Seth Bullwinkle, who tutored all throughout his undergrad years at University of Illinois, helps a variety of students. He holds a masters in applied mathematics from University of Washington and has experience teaching small groups. He favors the one-on-one approach and his math center provides that learning environment.
“I eventually just want to do this full-time, that’s my goal. This is my place, and I do take a lot of pride in it already,” he said.
He looks forward to helping students who may be behind in math or those students looking for a challenge. He loves math so much he does it for fun.
“I’m terrified of math,” admits Jessica Bullwinkle, who is in charge of payroll along with other behind-the-scenes roles. “I like the concept that it helps kids get rid of the math anxiety.”
The center’s prices are like those of a gym.

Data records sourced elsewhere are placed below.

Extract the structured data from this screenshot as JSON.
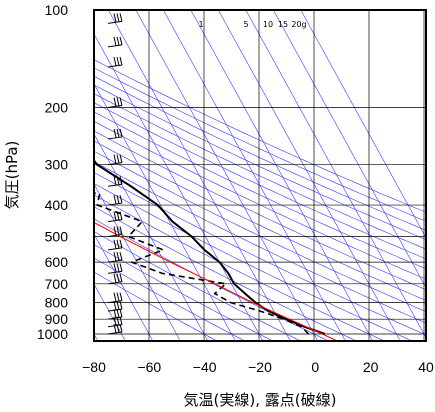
{
  "chart_data": {
    "type": "skew-t",
    "title": "",
    "xlabel": "気温(実線), 露点(破線)",
    "ylabel": "気圧(hPa)",
    "x_ticks": [
      -80,
      -60,
      -40,
      -20,
      0,
      20,
      40
    ],
    "y_ticks": [
      100,
      200,
      300,
      400,
      500,
      600,
      700,
      800,
      900,
      1000
    ],
    "y_scale": "log",
    "xlim": [
      -80,
      40
    ],
    "ylim": [
      1050,
      100
    ],
    "mixing_ratio_labels": [
      "1",
      "5",
      "10",
      "15",
      "20g"
    ],
    "series": [
      {
        "values": [
          [
            1000,
            4
          ],
          [
            950,
            -2
          ],
          [
            900,
            -7
          ],
          [
            850,
            -12
          ],
          [
            800,
            -15
          ],
          [
            750,
            -17
          ],
          [
            700,
            -19
          ],
          [
            650,
            -19
          ],
          [
            600,
            -20
          ],
          [
            550,
            -23
          ],
          [
            500,
            -25
          ],
          [
            450,
            -29
          ],
          [
            400,
            -31
          ],
          [
            350,
            -37
          ],
          [
            300,
            -45
          ],
          [
            250,
            -47
          ],
          [
            200,
            -47
          ],
          [
            150,
            -53
          ],
          [
            120,
            -58
          ],
          [
            100,
            -60
          ]
        ]
      },
      {
        "values": [
          [
            1000,
            -2
          ],
          [
            950,
            -3
          ],
          [
            900,
            -8
          ],
          [
            850,
            -15
          ],
          [
            800,
            -24
          ],
          [
            750,
            -28
          ],
          [
            700,
            -22
          ],
          [
            650,
            -43
          ],
          [
            600,
            -52
          ],
          [
            550,
            -38
          ],
          [
            500,
            -48
          ],
          [
            450,
            -40
          ],
          [
            400,
            -53
          ],
          [
            370,
            -50
          ],
          [
            350,
            -65
          ]
        ]
      },
      {
        "values": [
          [
            1050,
            7
          ],
          [
            1000,
            3
          ],
          [
            900,
            -6
          ],
          [
            800,
            -16
          ],
          [
            700,
            -26
          ],
          [
            600,
            -38
          ],
          [
            500,
            -51
          ],
          [
            400,
            -66
          ],
          [
            300,
            -86
          ]
        ]
      }
    ],
    "wind_barbs": [
      {
        "p": 1000
      },
      {
        "p": 950
      },
      {
        "p": 900
      },
      {
        "p": 850
      },
      {
        "p": 800
      },
      {
        "p": 700
      },
      {
        "p": 650
      },
      {
        "p": 600
      },
      {
        "p": 550
      },
      {
        "p": 500
      },
      {
        "p": 450
      },
      {
        "p": 400
      },
      {
        "p": 350
      },
      {
        "p": 300
      },
      {
        "p": 250
      },
      {
        "p": 200
      },
      {
        "p": 150
      },
      {
        "p": 130
      },
      {
        "p": 110
      }
    ],
    "colors": {
      "temperature": "#000000",
      "dewpoint": "#000000",
      "parcel": "#ff0000",
      "isotherm": "#3c3cff",
      "grid": "#000000"
    }
  }
}
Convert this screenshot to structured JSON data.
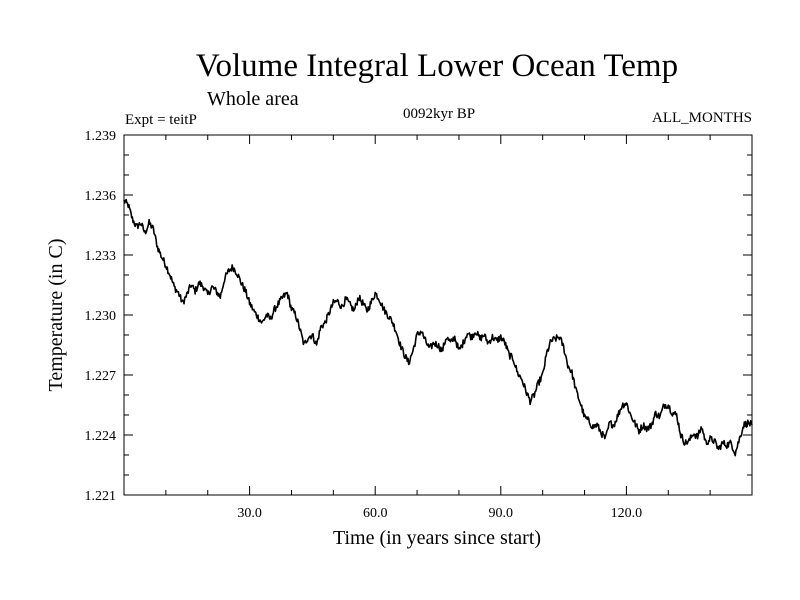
{
  "chart_data": {
    "type": "line",
    "title": "Volume Integral Lower Ocean Temp",
    "subtitle": "Whole area",
    "left_label": "Expt = teitP",
    "center_label": "0092kyr BP",
    "right_label": "ALL_MONTHS",
    "xlabel": "Time (in years since start)",
    "ylabel": "Temperature (in C)",
    "xlim": [
      0,
      150
    ],
    "ylim": [
      1.221,
      1.239
    ],
    "x_ticks": [
      30,
      60,
      90,
      120
    ],
    "x_tick_labels": [
      "30.0",
      "60.0",
      "90.0",
      "120.0"
    ],
    "y_ticks": [
      1.221,
      1.224,
      1.227,
      1.23,
      1.233,
      1.236,
      1.239
    ],
    "y_tick_labels": [
      "1.221",
      "1.224",
      "1.227",
      "1.230",
      "1.233",
      "1.236",
      "1.239"
    ],
    "grid": false,
    "series": [
      {
        "name": "Temperature",
        "color": "#000000",
        "x": [
          0,
          1,
          2,
          3,
          4,
          5,
          6,
          7,
          8,
          9,
          10,
          11,
          12,
          13,
          14,
          15,
          16,
          17,
          18,
          19,
          20,
          21,
          22,
          23,
          24,
          25,
          26,
          27,
          28,
          29,
          30,
          31,
          32,
          33,
          34,
          35,
          36,
          37,
          38,
          39,
          40,
          41,
          42,
          43,
          44,
          45,
          46,
          47,
          48,
          49,
          50,
          51,
          52,
          53,
          54,
          55,
          56,
          57,
          58,
          59,
          60,
          61,
          62,
          63,
          64,
          65,
          66,
          67,
          68,
          69,
          70,
          71,
          72,
          73,
          74,
          75,
          76,
          77,
          78,
          79,
          80,
          81,
          82,
          83,
          84,
          85,
          86,
          87,
          88,
          89,
          90,
          91,
          92,
          93,
          94,
          95,
          96,
          97,
          98,
          99,
          100,
          101,
          102,
          103,
          104,
          105,
          106,
          107,
          108,
          109,
          110,
          111,
          112,
          113,
          114,
          115,
          116,
          117,
          118,
          119,
          120,
          121,
          122,
          123,
          124,
          125,
          126,
          127,
          128,
          129,
          130,
          131,
          132,
          133,
          134,
          135,
          136,
          137,
          138,
          139,
          140,
          141,
          142,
          143,
          144,
          145,
          146,
          147,
          148,
          149,
          150
        ],
        "y": [
          1.2357,
          1.2355,
          1.2348,
          1.2344,
          1.2346,
          1.2341,
          1.2346,
          1.2343,
          1.2334,
          1.2329,
          1.2325,
          1.232,
          1.2314,
          1.2311,
          1.2306,
          1.231,
          1.2315,
          1.2312,
          1.2316,
          1.2314,
          1.231,
          1.2314,
          1.2312,
          1.2309,
          1.2318,
          1.2322,
          1.2324,
          1.2321,
          1.2316,
          1.2312,
          1.2306,
          1.2302,
          1.2299,
          1.2296,
          1.23,
          1.2298,
          1.2303,
          1.2306,
          1.2309,
          1.2311,
          1.2303,
          1.23,
          1.2293,
          1.2285,
          1.2289,
          1.229,
          1.2285,
          1.2294,
          1.2296,
          1.2301,
          1.2306,
          1.2307,
          1.2304,
          1.2308,
          1.2305,
          1.2302,
          1.2309,
          1.2306,
          1.2302,
          1.2306,
          1.2311,
          1.2308,
          1.2303,
          1.23,
          1.2297,
          1.2292,
          1.2285,
          1.228,
          1.2276,
          1.2282,
          1.229,
          1.2292,
          1.2287,
          1.2283,
          1.2286,
          1.2285,
          1.2282,
          1.2289,
          1.2286,
          1.2289,
          1.2282,
          1.2286,
          1.2291,
          1.2289,
          1.2292,
          1.2288,
          1.229,
          1.2286,
          1.2289,
          1.2287,
          1.2289,
          1.2286,
          1.228,
          1.2278,
          1.2271,
          1.2268,
          1.2262,
          1.2257,
          1.226,
          1.2266,
          1.227,
          1.2281,
          1.2287,
          1.2288,
          1.2289,
          1.2284,
          1.2275,
          1.2271,
          1.2262,
          1.2256,
          1.2249,
          1.2247,
          1.2244,
          1.2245,
          1.2241,
          1.2238,
          1.2246,
          1.2245,
          1.225,
          1.2255,
          1.2256,
          1.225,
          1.2246,
          1.2242,
          1.2245,
          1.2243,
          1.2245,
          1.2251,
          1.2249,
          1.2255,
          1.2255,
          1.2251,
          1.225,
          1.224,
          1.2236,
          1.2237,
          1.2241,
          1.2239,
          1.2244,
          1.2236,
          1.2238,
          1.2237,
          1.2233,
          1.2236,
          1.2235,
          1.2236,
          1.2231,
          1.2238,
          1.2245,
          1.2246,
          1.2245
        ]
      }
    ]
  }
}
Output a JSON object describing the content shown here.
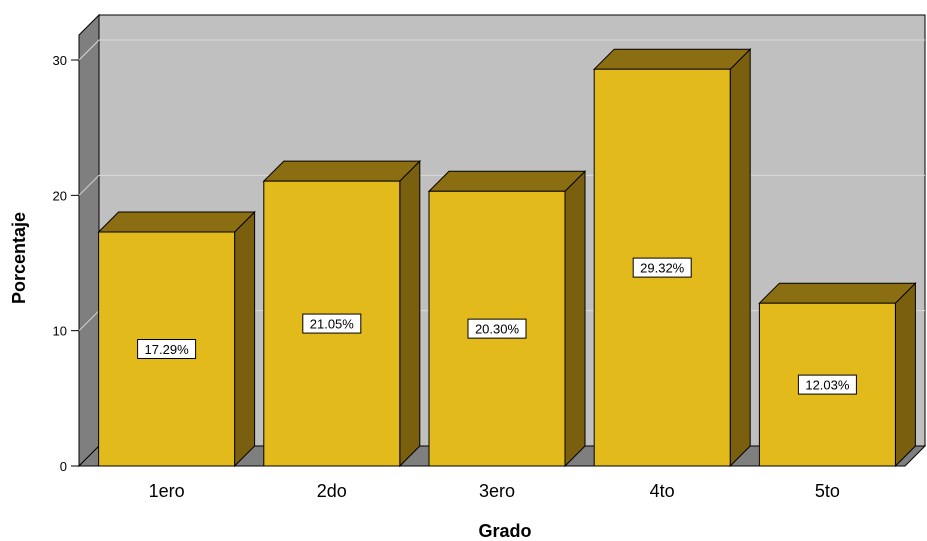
{
  "chart_data": {
    "type": "bar",
    "categories": [
      "1ero",
      "2do",
      "3ero",
      "4to",
      "5to"
    ],
    "values": [
      17.29,
      21.05,
      20.3,
      29.32,
      12.03
    ],
    "data_labels": [
      "17.29%",
      "21.05%",
      "20.30%",
      "29.32%",
      "12.03%"
    ],
    "xlabel": "Grado",
    "ylabel": "Porcentaje",
    "yticks": [
      "0",
      "10",
      "20",
      "30"
    ],
    "ylim": [
      0,
      30
    ],
    "grid": true,
    "style": "3d",
    "colors": {
      "bar_front": "#E2BA1C",
      "bar_top": "#8C6E12",
      "bar_side": "#7A600E",
      "plot_back": "#C0C0C0",
      "plot_left_wall": "#7F7F7F",
      "plot_floor": "#7F7F7F",
      "gridline": "#D9D9D9"
    }
  }
}
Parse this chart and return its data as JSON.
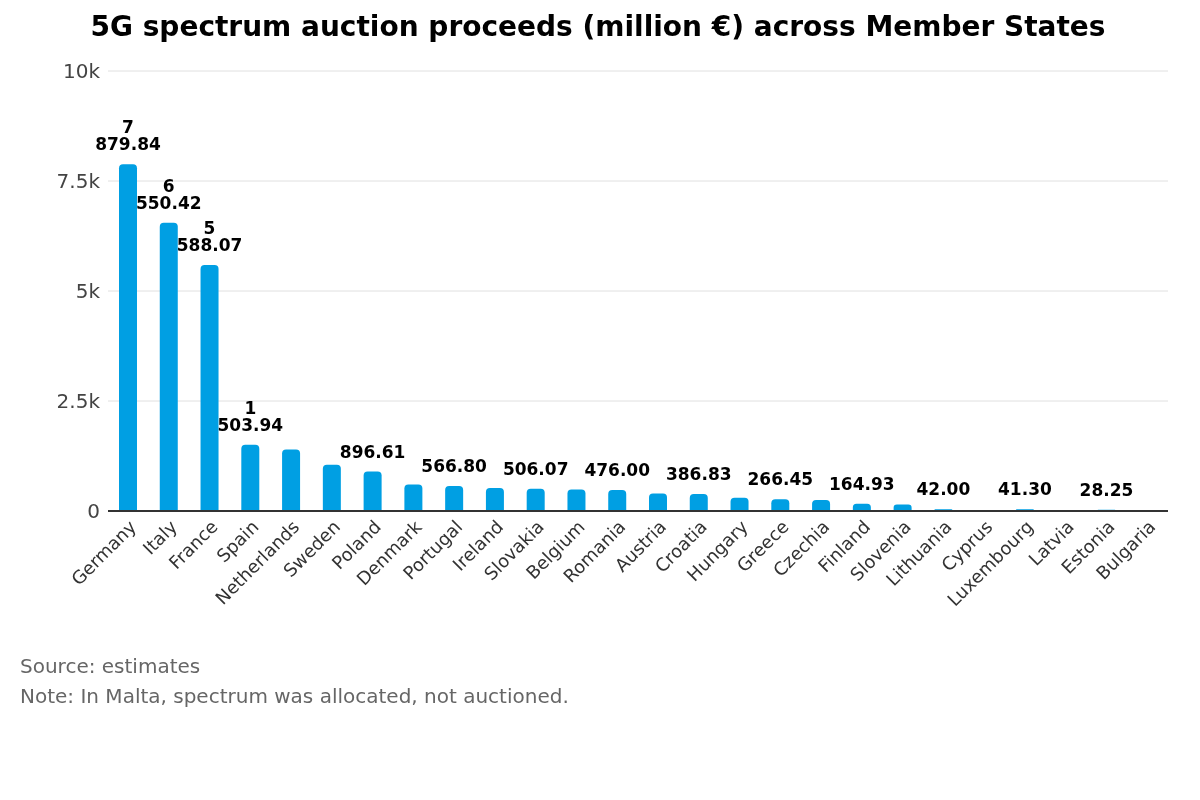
{
  "chart_data": {
    "type": "bar",
    "title": "5G spectrum auction proceeds (million €) across Member States",
    "categories": [
      "Germany",
      "Italy",
      "France",
      "Spain",
      "Netherlands",
      "Sweden",
      "Poland",
      "Denmark",
      "Portugal",
      "Ireland",
      "Slovakia",
      "Belgium",
      "Romania",
      "Austria",
      "Croatia",
      "Hungary",
      "Greece",
      "Czechia",
      "Finland",
      "Slovenia",
      "Lithuania",
      "Cyprus",
      "Luxembourg",
      "Latvia",
      "Estonia",
      "Bulgaria"
    ],
    "values": [
      7879.84,
      6550.42,
      5588.07,
      1503.94,
      1400,
      1050,
      896.61,
      600,
      566.8,
      520,
      506.07,
      490,
      476,
      400,
      386.83,
      300,
      266.45,
      250,
      164.93,
      150,
      42,
      null,
      41.3,
      null,
      28.25,
      null
    ],
    "value_labels": [
      "7 879.84",
      "6 550.42",
      "5 588.07",
      "1 503.94",
      null,
      null,
      "896.61",
      null,
      "566.80",
      null,
      "506.07",
      null,
      "476.00",
      null,
      "386.83",
      null,
      "266.45",
      null,
      "164.93",
      null,
      "42.00",
      null,
      "41.30",
      null,
      "28.25",
      null
    ],
    "color": "#009fe3",
    "ylim": [
      0,
      10000
    ],
    "yticks": [
      0,
      {
        "value": 2500,
        "label": "2.5k"
      },
      {
        "value": 5000,
        "label": "5k"
      },
      {
        "value": 7500,
        "label": "7.5k"
      },
      {
        "value": 10000,
        "label": "10k"
      }
    ],
    "grid": "y",
    "annotations": [
      "Source: estimates",
      "Note: In Malta, spectrum was allocated, not auctioned."
    ]
  }
}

They are broken down into three tiers based on the grade level of the student. The parents can pay a monthly fee, pay for six months or for a full year of unlimited visits. Elementary and middle school students get an hour a day, with the opportunity to drop in five times a week. High school students get an hour and a half. The center is open Monday—Thursday 3 p.m. to 7 p.m. and Sundays 12 p.m. to 4 p.m.
The center is currently waiving its assessment fees. It’s also offering a year’s worth of drop-ins for the price of a six-month membership with an additional free month. The offer is good until May 1.